Furthermore, with the growing acceptance of plant-based alternatives over the last several years, there has never been a better time to embrace personal, cultural and legislative policies that promote the growth of these innovations as an alternative to an exploitative system that is anachronistic, harmful to humans and animals, a leading cause of environmental degradation and—as we are now experiencing—unconscionably destructive to the global economy and our world as we know it.

Maybe change is never easy. We fight to hold on, we fight to let go. But, perhaps now, in the dark night of the soul that is this global pandemic, we can hear our better angels calling again and, once more, rally together as a society to work to let go of the harmful traditions and beliefs that helped to get us here—that it’s okay to systemically confine and exploit animals for their flesh, their body parts, their skin, their hair; they are here for us, not with us; that they must be in our food chain because…well…it’s just always been that way. The world is on the brink of seismic change in the coming months and years. And, as we find ourselves connected through the shared experience of this pandemic, so shall we be in our collective response to it. Indeed, 2019-nCov is a unique event but one that clearly demonstrates how people’s actions or inaction are inextricably intertwined and can have reverberating effects across a community, a nation and well beyond. I hope our actions reflect who we truly want to be in this defining moment in human history.

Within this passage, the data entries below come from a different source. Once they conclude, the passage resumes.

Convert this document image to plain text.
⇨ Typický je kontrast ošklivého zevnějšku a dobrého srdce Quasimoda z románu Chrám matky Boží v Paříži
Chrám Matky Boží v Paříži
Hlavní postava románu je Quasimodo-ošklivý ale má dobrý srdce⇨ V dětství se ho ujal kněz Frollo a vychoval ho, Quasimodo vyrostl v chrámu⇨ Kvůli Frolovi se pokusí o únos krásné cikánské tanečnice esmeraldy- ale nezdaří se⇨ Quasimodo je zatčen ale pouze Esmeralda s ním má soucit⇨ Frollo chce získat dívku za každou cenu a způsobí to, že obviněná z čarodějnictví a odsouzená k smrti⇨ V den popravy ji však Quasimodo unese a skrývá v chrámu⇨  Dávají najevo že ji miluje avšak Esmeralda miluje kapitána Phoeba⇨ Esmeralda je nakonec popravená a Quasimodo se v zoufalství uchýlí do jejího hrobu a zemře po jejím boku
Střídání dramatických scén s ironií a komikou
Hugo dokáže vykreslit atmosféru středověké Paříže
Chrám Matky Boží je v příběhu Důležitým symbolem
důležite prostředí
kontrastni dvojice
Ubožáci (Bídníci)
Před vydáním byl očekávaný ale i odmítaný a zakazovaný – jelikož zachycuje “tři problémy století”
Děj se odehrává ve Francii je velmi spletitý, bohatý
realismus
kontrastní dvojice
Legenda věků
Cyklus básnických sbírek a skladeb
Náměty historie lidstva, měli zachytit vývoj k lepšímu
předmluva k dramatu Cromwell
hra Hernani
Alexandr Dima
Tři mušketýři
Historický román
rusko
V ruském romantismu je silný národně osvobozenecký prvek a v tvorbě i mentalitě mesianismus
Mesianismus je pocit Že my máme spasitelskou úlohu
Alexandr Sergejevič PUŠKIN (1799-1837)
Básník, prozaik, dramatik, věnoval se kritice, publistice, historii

In light of the impending devastating effects of 2019-nCov, our descendants 25 years from now will not judge us kindly if we don’t make a radical change in the way we approach animals for consumption as the lights have been flashing red for a long time now (cf 1918 influenza, SARS, pandemic H1N1, ebola). It’s not difficult to imagine our future selves asking each other, “Can you believe that we used to confine millions of animals in crowded cages wallowing in their own filth only to eat their flesh for food?” Yeah, neither can I.

It is often said that mankind will always reap what she sows, in this life or in the next; it’s my hope that we reap introspection, wisdom and, ultimately, compassion in this most unprecedented of times.

A version of this article first appeared on Medium.